If the retail price of non-perishable items gets more than 50% and the price of perishable item gets more than 100% then the government will bring them back to the essential commodities list to regulate its price.
The important question-
Additionally, there have been oppositions as to whether the centre has power to make laws in matters related to agriculture or not.
The Seventh Schedule of the Constitution contains three lists that distribute power between the Centre and states. There first is Union List, which has 97 items on which only Parliament has power to legislate (Article 246); the State List has 66 items on which states alone can legislate; the Concurrent List has 47 subjects on which both the Centre and states can legislate, but in case of a conflict, the law made by Parliament prevails (Article 254).
The state list has an Entry 14, which deals with agriculture hence only the state should have the power to make laws in the same and an Entry 33 of concurrent list deals that in agricultural matters state can make laws. So, as per strict division, the centre shouldn't have power in framing laws but if we look at Article 248, which talks about Residual Powers and Article 249 that mentions Power of Legislation (National interest); hence considering this entire scenario in the interest of nation, centre has taken an upperhand to pass laws on contract farming and intra- and inter-state trade, and prohibit states from imposing fees/cesses outside APMC areas!
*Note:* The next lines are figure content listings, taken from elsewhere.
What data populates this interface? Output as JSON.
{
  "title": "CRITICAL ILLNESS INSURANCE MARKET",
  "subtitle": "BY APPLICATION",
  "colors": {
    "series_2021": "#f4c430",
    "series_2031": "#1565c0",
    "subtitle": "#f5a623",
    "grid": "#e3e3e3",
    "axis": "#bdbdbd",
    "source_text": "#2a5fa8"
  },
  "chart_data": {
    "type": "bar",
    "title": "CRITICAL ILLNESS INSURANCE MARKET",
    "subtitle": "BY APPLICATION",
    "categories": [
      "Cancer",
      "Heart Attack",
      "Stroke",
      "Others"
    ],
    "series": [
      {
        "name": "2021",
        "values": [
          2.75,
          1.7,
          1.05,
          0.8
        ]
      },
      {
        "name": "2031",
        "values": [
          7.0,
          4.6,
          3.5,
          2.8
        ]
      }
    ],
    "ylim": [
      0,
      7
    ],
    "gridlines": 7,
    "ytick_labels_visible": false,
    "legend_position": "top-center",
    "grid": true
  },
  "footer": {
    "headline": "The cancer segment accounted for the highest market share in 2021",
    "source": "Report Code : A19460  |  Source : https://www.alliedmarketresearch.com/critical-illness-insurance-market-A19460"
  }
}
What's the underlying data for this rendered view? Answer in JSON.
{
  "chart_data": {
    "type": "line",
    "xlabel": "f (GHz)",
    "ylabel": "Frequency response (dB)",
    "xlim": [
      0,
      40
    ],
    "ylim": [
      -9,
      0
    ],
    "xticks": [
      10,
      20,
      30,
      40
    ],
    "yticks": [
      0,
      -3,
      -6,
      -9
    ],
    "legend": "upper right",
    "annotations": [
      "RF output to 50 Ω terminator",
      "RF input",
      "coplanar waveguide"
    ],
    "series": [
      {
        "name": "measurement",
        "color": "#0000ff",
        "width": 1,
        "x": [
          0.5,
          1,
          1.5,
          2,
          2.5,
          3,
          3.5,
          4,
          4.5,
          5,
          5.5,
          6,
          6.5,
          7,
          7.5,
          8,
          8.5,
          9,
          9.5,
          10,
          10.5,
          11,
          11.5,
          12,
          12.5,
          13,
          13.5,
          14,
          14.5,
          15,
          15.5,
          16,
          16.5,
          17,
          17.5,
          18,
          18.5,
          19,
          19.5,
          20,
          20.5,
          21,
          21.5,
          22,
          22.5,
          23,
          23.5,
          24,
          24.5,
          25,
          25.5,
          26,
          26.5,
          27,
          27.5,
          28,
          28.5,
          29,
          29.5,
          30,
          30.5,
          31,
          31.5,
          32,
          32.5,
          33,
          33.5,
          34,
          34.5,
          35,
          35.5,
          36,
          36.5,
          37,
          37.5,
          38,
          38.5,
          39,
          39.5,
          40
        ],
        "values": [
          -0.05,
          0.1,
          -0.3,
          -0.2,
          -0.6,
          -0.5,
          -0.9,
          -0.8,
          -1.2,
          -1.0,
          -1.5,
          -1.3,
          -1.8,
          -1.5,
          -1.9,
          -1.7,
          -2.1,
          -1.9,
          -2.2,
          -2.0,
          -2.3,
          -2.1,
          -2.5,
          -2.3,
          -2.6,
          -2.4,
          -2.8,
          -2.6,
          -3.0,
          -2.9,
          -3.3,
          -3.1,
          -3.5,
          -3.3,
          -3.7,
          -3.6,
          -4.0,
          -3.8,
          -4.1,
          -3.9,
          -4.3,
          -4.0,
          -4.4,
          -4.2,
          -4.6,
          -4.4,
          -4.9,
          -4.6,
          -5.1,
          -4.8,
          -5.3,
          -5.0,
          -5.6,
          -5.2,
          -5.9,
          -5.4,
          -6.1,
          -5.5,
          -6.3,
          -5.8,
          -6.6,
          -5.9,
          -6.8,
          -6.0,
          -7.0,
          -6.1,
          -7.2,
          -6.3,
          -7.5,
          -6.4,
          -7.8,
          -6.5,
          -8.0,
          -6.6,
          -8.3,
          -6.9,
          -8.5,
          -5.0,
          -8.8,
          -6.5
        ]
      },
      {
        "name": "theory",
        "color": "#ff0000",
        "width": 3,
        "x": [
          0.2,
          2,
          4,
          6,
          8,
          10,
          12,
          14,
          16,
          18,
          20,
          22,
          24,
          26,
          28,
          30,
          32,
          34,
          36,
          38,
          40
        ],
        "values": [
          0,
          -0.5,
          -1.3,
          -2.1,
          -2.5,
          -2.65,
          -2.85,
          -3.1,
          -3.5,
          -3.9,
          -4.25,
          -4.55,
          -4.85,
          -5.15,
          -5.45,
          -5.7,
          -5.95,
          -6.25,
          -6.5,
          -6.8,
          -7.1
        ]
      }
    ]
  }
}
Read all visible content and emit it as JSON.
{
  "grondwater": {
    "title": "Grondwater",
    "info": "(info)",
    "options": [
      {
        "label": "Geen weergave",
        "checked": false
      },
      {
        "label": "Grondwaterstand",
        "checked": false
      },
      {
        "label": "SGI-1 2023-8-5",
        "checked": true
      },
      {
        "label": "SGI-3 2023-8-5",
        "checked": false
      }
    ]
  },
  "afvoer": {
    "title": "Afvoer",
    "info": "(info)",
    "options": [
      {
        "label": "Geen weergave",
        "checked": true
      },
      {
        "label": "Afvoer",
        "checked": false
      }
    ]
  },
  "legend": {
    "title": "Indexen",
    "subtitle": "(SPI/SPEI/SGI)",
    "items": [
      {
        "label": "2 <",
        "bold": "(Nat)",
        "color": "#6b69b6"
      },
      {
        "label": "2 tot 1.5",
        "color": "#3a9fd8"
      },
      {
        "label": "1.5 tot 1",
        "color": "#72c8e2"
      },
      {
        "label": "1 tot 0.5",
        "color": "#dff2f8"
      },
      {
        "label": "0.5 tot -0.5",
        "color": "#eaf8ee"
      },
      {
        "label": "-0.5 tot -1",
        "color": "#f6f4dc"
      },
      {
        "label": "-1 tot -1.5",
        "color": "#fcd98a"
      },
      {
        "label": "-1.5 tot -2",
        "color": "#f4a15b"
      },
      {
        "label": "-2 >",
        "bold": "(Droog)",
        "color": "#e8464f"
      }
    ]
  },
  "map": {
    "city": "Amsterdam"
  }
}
Farmers fear on few aspects-
The farmers have a concern, which is genuine because if private investors dominate, farmers fear that they can be exploited with liability clauses in case of signed contracts.
Selling outside mandis can be beneficial to big farmers but the small won't even opt for travelling far to sell their products due to transportation and logistic costs. They also fear if sale is outside mandis, they won't even get the benefit of MSP nor would the government provide any subsidy or procurement. Also, the private sectors will play smart by buying at a lower price and selling at a higher to gain profit.
Elaborating the benefits-
In nutshell, the new ecosystem is a positive move by enhancing direct buying from farmers, an open market to sell, alternates to sell outside mandis, eliminate intermediaries or middlemen, no licensing bottleneck at mandis/apmc, promote large corporates to agritech startups to invest in this sector, benefit post-harvest services or digital farmer platforms, tech intervention in agriculture will be more formalized with a boost in online agriculture trading, farm advisory and consulting. Privatisation of agriculture warehousing can solve storage problems. Modernization and digitization through farm bills allow free trade to co-exist with mandis.
It will empower local entrepreneurs, mushrooming startups; an opportunity for corporates to get closer to farmers but it is utmost important to first educate the farmers on bills benefits to understand the bigger picture:bigger welfare!